By Michael B. Horn and Alana Dunagan
This paper was first published as a chapter in Accreditation on the Edge: Challenging Quality Assurance in Higher Education, Johns Hopkins University Press, 2018.
Higher education is in a time of transition. Colleges and universities are seeking—and sometimes struggling—to keep pace. The challenges come from a number of directions: the changing population of students, evolving demands of the workplace and society into which students will enter, new frontiers in pedagogy powered by new technologies and research on learning, existing business models that are at risk from a combination of stagnant or declining revenue and escalating costs, and competition from new forms of postsecondary education that often look nothing like a traditional college or university.
As a result, many colleges and universities are seeking to pursue new strategies that, in some cases, challenge the long-held tenets of the traditional college model. But innovation in higher education can be complicated—and not just because colleges and universities are complex places with many moving parts, constituencies, and purposes.
In most other sectors, when organizations see a new opportunity, they develop a plan to tackle it. They generally do not need the permission of an external party to chase the opportunity. Higher education is different.

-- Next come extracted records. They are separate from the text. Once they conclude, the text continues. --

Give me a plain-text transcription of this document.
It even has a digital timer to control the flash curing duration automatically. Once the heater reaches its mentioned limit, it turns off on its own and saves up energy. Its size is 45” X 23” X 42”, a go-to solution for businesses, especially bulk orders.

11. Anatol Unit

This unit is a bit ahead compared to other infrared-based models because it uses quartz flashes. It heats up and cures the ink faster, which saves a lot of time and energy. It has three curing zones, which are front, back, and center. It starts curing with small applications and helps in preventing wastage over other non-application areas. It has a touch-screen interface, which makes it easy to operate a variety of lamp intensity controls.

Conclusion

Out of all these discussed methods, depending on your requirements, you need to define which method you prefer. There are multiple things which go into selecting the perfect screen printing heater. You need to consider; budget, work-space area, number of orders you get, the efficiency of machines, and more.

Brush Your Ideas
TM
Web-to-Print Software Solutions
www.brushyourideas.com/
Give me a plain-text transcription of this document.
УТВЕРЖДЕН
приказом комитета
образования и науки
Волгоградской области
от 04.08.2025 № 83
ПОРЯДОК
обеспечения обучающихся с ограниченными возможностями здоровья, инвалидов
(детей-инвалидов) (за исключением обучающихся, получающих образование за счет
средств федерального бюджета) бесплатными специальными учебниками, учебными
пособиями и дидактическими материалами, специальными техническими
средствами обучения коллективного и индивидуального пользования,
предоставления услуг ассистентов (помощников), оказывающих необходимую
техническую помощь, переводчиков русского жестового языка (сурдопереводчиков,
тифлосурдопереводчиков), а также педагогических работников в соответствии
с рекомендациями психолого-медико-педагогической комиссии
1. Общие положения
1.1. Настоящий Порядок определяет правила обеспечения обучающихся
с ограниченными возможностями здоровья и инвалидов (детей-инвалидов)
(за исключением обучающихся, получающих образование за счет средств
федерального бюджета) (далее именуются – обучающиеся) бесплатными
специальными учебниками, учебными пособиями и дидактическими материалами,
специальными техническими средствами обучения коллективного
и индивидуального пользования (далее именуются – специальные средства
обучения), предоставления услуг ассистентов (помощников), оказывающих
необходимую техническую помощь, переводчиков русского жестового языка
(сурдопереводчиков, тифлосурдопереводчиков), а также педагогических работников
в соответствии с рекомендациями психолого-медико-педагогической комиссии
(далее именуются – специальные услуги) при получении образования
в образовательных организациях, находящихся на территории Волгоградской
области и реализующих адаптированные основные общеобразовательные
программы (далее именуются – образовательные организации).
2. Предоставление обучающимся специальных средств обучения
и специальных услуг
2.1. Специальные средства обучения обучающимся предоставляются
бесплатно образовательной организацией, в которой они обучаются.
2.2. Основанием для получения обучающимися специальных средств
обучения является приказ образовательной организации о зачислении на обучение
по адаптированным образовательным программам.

Depending on the nature of the innovation, a college or university must work closely with its accreditor to ensure that the new practice is consistent with the accreditor’s quality standards. As a result, accreditation plays a major role in the innovation process for most colleges and universities.
Accreditors can block innovation, but they can also facilitate it. Institutions, however, do not always know what their accreditor will allow them to do when they seek to innovate—or what resources they may have to expend to convince an accreditor that an innovation should be permissible. The seeming randomness casts a pall over innovation across the sector. It also stands in stark contrast to the ability of unaccredited educational institutions to innovate.